Et après avoir de nouveau contemplé les vingt mille francs d’un œil de convoitise, le docteur Clément ajouta :

— Je n’ai qu’un remords… c’est de ne pas avoir exigé cent mille francs comme je les ai exigés d’un certain mylord, duc de Castleby, féroce débauché ; le marquis les eût donnés… Mais… je commence à avoir des scrupules… et à voir comme tu dis, tout ce qu’il y a d’ignoble dans cette âpreté de gain…

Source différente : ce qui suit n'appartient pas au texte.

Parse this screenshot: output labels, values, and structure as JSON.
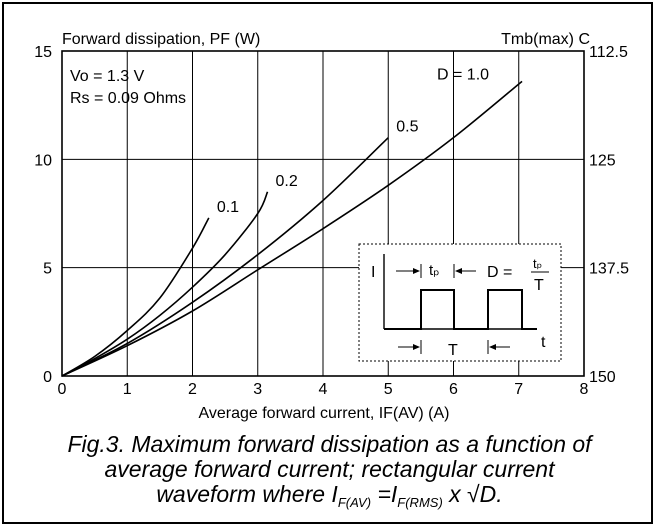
{
  "chart_data": {
    "type": "line",
    "y_title": "Forward dissipation, PF (W)",
    "y2_title": "Tmb(max) C",
    "xlabel": "Average forward current, IF(AV) (A)",
    "xlim": [
      0,
      8
    ],
    "ylim": [
      0,
      15
    ],
    "x_ticks": [
      "0",
      "1",
      "2",
      "3",
      "4",
      "5",
      "6",
      "7",
      "8"
    ],
    "y_ticks": [
      "0",
      "5",
      "10",
      "15"
    ],
    "y2_ticks": [
      "150",
      "137.5",
      "125",
      "112.5"
    ],
    "grid": true,
    "params": [
      "Vo = 1.3 V",
      "Rs = 0.09 Ohms"
    ],
    "series": [
      {
        "name": "0.1",
        "x": [
          0,
          0.5,
          1,
          1.5,
          2,
          2.25
        ],
        "y": [
          0,
          0.9,
          2.1,
          3.6,
          5.9,
          7.3
        ]
      },
      {
        "name": "0.2",
        "x": [
          0,
          0.5,
          1,
          1.5,
          2,
          2.5,
          3,
          3.15
        ],
        "y": [
          0,
          0.8,
          1.7,
          2.8,
          4.1,
          5.6,
          7.5,
          8.5
        ]
      },
      {
        "name": "0.5",
        "x": [
          0,
          1,
          2,
          3,
          4,
          5
        ],
        "y": [
          0,
          1.5,
          3.4,
          5.6,
          8.1,
          11.0
        ]
      },
      {
        "name": "D = 1.0",
        "x": [
          0,
          1,
          2,
          3,
          4,
          5,
          6,
          7.05
        ],
        "y": [
          0,
          1.4,
          3.0,
          4.9,
          6.8,
          8.8,
          11.0,
          13.6
        ]
      }
    ],
    "inset": {
      "i_label": "I",
      "t_label": "t",
      "tp_label": "tₚ",
      "T_label": "T",
      "d_label": "D =",
      "d_num": "tₚ",
      "d_den": "T"
    }
  },
  "caption": {
    "line1": "Fig.3.  Maximum forward dissipation as a function of",
    "line2": "average forward current; rectangular current",
    "line3_a": "waveform where I",
    "line3_sub1": "F(AV)",
    "line3_b": " =I",
    "line3_sub2": "F(RMS)",
    "line3_c": " x √D."
  }
}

À ce moment, notre voiture s’arrêta dans je ne sais plus quelle sombre et sinistre rue du faubourg Saint-Marceau ; nous montâmes au dernier étage d’une maison délabrée. Mon maître ouvrit la porte d’une mansarde, le tableau d’une effrayante misère s’offrit à notre vue. Ils étaient là, le mari, la femme et trois enfants, hâves, exténués, demi-nus ; la femme, d’une beauté remarquable, allaitait un nouveau-né ; l’homme, à peine couvert de haillons, coloriait de ces cornets recouverts de gravures informes dans lesquels les épiciers vendent des dragées.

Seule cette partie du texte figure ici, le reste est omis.